Just as in c you can use the sizeof(classname/datatype) operator to get the size in bytes of a class.

Dan O
A: 

Yes, that's right, code isn't duplicated when an object instance is created. As far as virtual functions go, the proper function call is determined using the vtable, but that doesn't affect object creation per se.

DLLs (shared/dynamic libraries in general) are memory-mapped into the process' memory space. Every modification is carried on as Copy-On-Write (COW): a single DLL is loaded only once into memory and for every write into a mutable space a copy of that space is created (generally page-sized).

Eduard - Gabriel Munteanu
+1  A: 

if compiled as 32 bit. then sizeof(Bar) should yield 4. Foo should add 10 bytes (2 ints + 2 chars).

Since Foo is inherited from Bar. That is at least 4 + 10 bytes = 14 bytes.

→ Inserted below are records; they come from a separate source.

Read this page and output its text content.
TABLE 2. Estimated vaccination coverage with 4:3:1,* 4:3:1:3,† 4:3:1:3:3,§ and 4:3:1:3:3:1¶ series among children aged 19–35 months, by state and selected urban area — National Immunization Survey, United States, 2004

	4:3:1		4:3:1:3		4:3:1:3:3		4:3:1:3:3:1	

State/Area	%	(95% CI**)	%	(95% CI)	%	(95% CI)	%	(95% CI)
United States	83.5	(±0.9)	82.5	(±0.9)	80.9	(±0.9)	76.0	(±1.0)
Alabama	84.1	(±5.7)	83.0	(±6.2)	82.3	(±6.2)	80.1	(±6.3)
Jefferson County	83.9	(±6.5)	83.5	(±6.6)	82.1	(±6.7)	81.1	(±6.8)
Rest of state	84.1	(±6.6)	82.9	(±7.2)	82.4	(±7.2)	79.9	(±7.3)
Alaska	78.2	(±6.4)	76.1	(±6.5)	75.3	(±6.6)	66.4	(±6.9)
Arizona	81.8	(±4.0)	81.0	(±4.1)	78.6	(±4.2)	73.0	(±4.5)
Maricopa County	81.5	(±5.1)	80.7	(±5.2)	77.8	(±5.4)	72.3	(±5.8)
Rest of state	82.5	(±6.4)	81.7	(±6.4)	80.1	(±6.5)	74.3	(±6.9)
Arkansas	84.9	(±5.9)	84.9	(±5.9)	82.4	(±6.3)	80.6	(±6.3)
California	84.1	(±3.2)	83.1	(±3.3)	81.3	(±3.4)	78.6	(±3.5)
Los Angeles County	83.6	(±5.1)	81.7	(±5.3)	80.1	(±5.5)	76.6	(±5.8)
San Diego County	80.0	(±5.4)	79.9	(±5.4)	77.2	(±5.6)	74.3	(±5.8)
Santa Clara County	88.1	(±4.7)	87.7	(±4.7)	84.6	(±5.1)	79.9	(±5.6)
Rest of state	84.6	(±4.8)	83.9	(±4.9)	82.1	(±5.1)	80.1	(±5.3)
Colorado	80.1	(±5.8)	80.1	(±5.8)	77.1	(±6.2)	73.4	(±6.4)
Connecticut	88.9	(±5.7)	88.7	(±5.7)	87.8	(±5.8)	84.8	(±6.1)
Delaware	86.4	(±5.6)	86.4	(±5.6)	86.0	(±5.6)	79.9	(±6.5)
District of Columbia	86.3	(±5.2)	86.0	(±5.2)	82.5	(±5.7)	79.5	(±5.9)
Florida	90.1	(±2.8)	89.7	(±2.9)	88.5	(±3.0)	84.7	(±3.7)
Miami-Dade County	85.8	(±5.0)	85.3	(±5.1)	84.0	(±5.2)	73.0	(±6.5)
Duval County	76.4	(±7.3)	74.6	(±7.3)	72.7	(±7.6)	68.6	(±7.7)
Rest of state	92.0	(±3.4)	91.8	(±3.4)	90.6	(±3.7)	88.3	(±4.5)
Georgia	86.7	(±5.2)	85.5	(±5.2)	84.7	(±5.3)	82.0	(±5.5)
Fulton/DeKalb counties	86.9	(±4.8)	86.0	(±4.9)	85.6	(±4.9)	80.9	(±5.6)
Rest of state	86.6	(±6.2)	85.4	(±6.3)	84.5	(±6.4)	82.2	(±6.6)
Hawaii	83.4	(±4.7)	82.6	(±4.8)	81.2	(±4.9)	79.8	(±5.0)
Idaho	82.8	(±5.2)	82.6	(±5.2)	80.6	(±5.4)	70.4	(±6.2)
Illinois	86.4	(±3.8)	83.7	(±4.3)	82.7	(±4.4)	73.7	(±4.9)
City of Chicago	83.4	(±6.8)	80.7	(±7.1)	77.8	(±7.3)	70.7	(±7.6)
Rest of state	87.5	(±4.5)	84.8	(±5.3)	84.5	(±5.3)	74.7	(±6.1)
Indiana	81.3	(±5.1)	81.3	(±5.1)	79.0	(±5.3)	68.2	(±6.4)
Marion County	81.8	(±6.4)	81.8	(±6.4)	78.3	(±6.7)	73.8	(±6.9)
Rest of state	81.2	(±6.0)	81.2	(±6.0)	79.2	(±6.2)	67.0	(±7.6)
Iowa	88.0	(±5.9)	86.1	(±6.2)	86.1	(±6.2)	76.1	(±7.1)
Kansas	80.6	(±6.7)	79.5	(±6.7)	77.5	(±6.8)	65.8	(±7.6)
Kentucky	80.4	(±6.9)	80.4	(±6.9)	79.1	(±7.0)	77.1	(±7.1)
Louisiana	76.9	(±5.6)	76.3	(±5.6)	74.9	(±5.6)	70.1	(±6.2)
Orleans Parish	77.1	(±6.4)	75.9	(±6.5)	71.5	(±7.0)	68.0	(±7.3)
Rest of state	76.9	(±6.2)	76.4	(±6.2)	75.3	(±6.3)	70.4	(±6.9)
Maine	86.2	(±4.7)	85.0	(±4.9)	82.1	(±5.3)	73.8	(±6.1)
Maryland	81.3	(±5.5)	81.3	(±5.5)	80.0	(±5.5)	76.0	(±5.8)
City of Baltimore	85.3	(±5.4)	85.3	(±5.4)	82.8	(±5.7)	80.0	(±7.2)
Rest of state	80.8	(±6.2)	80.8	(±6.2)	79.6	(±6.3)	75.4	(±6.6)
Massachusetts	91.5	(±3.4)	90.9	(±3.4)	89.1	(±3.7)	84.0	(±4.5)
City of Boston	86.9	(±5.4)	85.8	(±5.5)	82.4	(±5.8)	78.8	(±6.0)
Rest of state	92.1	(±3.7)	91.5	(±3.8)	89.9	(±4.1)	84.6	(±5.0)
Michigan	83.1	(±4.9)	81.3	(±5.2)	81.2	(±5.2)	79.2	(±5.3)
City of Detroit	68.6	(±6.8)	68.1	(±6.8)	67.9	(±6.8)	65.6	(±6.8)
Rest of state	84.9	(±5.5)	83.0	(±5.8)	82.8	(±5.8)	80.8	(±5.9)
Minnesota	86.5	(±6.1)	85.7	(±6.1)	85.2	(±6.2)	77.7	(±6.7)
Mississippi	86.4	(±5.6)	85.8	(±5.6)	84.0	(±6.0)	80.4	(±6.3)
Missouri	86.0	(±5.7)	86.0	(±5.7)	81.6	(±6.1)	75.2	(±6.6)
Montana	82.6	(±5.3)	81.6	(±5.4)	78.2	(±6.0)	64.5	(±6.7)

GCC has attributes for packing the structs so there is no padding. In this case 100 entries would take up 1400 bytes + a tiny overhead for aligning the allocation + some overhead of for memory management.

If no packed attribute is specified it depends on the compilers alignment.

But this doesn't consider how much memory vtable takes up and size of the compiled code.

neoneye
Thank you for doing the math! Very useful gcc perspective too.
A: 

It's very difficult to give an exact answer to yoour question, as this is implementtaion dependant, but approximate values for a 32-bit implementation might be:

int Bar::mProtectedVar;    // 4 bytes
int Foo::mPublicVar;        // 4 bytes
char Foo::mPublicVar2;     // 1 byte

There are allgnment issues here and the final total may well be 12 bytes. You will also have a vptr - say anoter 4 bytes. So the total size for the data is around 16 bytes per instance. It's impossible to say how much space the code will take up, but you are correct in thinking there is only one copy of the code shared between all instances.

When you ask

I assume dlls get their own stack, heap, code and data segments.

Th answer is that there really isn't much difference between data in a DLL and data in an app - basically they share everything between them, This has to be so when you think about about it - if they had different stacks (for example) how could function calls work?

anon
Thank you for showing the memory amounts (on a typical PC) and for clarifying the DLL related issue.
A: 

The information given above is of great help and gave me some insight in C++ memory structure. But I would like to add here is that no matter how many virtual functions in a class, there will always be only 1 VPTR and 1 VTABLE per class. After all the VPTR points to the VTABLE, so there is no need for more than one VPTR in case of multiple virtual functions.

Ayush